Yevgeny Yasin, who served as economy minister under Yeltsin, told RFE/RL that his legacy, though complicated, would improve with the passage of time.

"I think he was an outstanding person who took the most important decisions of the second half of the of the 20th century concerning Russia," Yasin said. "These decisions will determine its future for a long time. I think he displayed the statesman's highest virtue - the ability to take responsible decisions while sacrificing his reputation, his career."

Many Russians think of Yeltsin as the man who brought an era of chaos and uncertainty to the country. But Yasin said that, too, may change with time: "I think they will remember him negatively for a while, and then they will understand his role. Maybe historians of the next generation will give it [Yeltsin's role] the assessment it deserves."

For politicians who came of age in the heady early days of Yeltsin's presidency, the assessment is already glowing.
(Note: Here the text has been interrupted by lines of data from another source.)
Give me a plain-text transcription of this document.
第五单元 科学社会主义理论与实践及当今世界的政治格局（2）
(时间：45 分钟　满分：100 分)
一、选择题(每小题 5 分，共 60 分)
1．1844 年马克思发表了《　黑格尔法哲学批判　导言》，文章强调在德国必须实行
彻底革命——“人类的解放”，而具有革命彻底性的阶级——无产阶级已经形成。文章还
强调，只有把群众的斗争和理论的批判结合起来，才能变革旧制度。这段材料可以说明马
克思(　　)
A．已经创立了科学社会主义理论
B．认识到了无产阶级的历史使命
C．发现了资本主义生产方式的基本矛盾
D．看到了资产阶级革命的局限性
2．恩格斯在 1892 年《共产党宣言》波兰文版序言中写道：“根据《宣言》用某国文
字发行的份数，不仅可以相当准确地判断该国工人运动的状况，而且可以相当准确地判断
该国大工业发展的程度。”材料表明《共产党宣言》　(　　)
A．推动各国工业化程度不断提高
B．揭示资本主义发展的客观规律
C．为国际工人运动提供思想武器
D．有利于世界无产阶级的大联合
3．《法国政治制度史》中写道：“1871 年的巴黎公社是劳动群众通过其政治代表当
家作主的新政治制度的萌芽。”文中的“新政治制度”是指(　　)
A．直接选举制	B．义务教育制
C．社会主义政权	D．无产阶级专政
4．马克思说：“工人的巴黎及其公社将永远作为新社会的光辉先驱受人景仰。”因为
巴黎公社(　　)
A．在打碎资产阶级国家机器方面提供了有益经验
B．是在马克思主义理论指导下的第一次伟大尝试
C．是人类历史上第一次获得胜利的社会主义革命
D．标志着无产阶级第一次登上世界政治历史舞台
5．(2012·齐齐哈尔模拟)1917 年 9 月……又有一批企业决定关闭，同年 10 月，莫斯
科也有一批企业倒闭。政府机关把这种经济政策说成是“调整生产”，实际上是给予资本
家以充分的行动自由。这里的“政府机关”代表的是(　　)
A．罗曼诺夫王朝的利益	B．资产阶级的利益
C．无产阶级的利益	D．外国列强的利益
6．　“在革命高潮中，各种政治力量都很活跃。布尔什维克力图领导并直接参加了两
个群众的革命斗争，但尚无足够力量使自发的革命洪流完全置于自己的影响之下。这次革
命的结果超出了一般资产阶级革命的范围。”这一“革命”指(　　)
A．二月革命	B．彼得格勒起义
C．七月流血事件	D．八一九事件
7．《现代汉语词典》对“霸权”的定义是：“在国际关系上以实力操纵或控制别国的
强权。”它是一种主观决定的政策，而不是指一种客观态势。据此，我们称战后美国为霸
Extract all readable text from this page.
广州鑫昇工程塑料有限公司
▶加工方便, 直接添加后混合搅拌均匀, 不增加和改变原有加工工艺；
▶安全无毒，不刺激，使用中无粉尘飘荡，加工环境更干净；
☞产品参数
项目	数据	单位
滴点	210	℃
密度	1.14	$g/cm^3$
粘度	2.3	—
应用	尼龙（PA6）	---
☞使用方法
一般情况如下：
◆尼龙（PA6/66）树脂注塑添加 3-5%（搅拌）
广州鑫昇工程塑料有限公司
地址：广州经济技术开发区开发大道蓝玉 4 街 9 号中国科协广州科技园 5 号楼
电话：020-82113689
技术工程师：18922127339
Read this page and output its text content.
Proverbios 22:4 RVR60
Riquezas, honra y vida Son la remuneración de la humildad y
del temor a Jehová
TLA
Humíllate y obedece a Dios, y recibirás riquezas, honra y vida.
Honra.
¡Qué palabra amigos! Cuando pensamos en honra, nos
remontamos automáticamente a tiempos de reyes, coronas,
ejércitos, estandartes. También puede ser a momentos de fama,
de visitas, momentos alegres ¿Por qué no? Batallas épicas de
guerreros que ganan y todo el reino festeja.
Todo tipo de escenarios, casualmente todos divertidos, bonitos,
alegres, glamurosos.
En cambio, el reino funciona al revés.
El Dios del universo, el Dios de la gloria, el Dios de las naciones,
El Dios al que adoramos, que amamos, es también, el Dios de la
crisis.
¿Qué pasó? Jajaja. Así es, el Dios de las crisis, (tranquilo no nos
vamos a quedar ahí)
Boris Nemtsov, a leading member of the Russian Union of Rightist Forces, was appointed by Yeltsin to serve as the governor of the Nizhny Novgorod region in November 1991.

Nemtsov told RFE/RL's Russian Service that Yeltsin's role in the country's history cannot be overlooked. "Personally, I'm very grateful to Yeltsin. He really gave me an opportunity to realize myself. It was hard to imagine that a young research worker could become governor of one of the most industrially advanced regions of the country," Nemtsov said.

"He was capable of trusting people, he was capable of bold actions, and I think his rebellious character was extremely important for dismantling communism and building a new Russia."